The first new process—translating the vision—helps managers build a consensus around the organization’s vision and strategy. Despite the best intentions of those at the top, lofty statements about becoming “best in class,” “the number one supplier,” or an “empowered organization” don’t translate easily into operational terms that provide useful guides to action at the local level. For people to act on the words in vision and strategy statements, those statements must be expressed as an integrated set of objectives and measures, agreed upon by all senior executives, that describe the long-term drivers of success.
The second process—communicating and linking—lets managers communicate their strategy up and down the organization and link it to departmental and individual objectives. Traditionally, departments are evaluated by their financial performance, and individual incentives are tied to short-term financial goals. The scorecard gives managers a way of ensuring that all levels of the organization understand the long-term strategy and that both departmental and individual objectives are aligned with it.
The third process—business planning—enables companies to integrate their business and financial plans. Almost all organizations today are implementing a variety of change programs, each with its own champions, gurus, and consultants, and each competing for senior executives’ time, energy, and resources.

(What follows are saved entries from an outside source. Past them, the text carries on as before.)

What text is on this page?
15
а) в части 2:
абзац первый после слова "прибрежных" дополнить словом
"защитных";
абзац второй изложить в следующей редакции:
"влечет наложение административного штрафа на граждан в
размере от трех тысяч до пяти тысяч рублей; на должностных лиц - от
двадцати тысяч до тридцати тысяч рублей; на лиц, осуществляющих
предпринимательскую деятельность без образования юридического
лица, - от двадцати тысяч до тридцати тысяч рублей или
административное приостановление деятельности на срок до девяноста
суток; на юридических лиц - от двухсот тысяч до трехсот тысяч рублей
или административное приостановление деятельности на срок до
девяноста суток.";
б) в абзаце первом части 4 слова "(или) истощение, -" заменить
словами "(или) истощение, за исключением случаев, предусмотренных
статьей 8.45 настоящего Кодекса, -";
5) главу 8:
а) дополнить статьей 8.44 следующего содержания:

Managers find it difficult to integrate those diverse initiatives to achieve their strategic goals—a situation that leads to frequent disappointments with the programs’ results. But when managers use the ambitious goals set for balanced scorecard measures as the basis for allocating resources and setting priorities, they can undertake and coordinate only those initiatives that move them toward their long-term strategic objectives.
The fourth process—feedback and learning—gives companies the capacity for what we call strategic learning. Existing feedback and review processes focus on whether the company, its departments, or its individual employees have met their budgeted financial goals. With the balanced scorecard at the center of its management systems, a company can monitor short-term results from the three additional perspectives—customers, internal business processes, and learning and growth—and evaluate strategy in the light of recent performance. The scorecard thus enables companies to modify strategies to reflect real-time learning.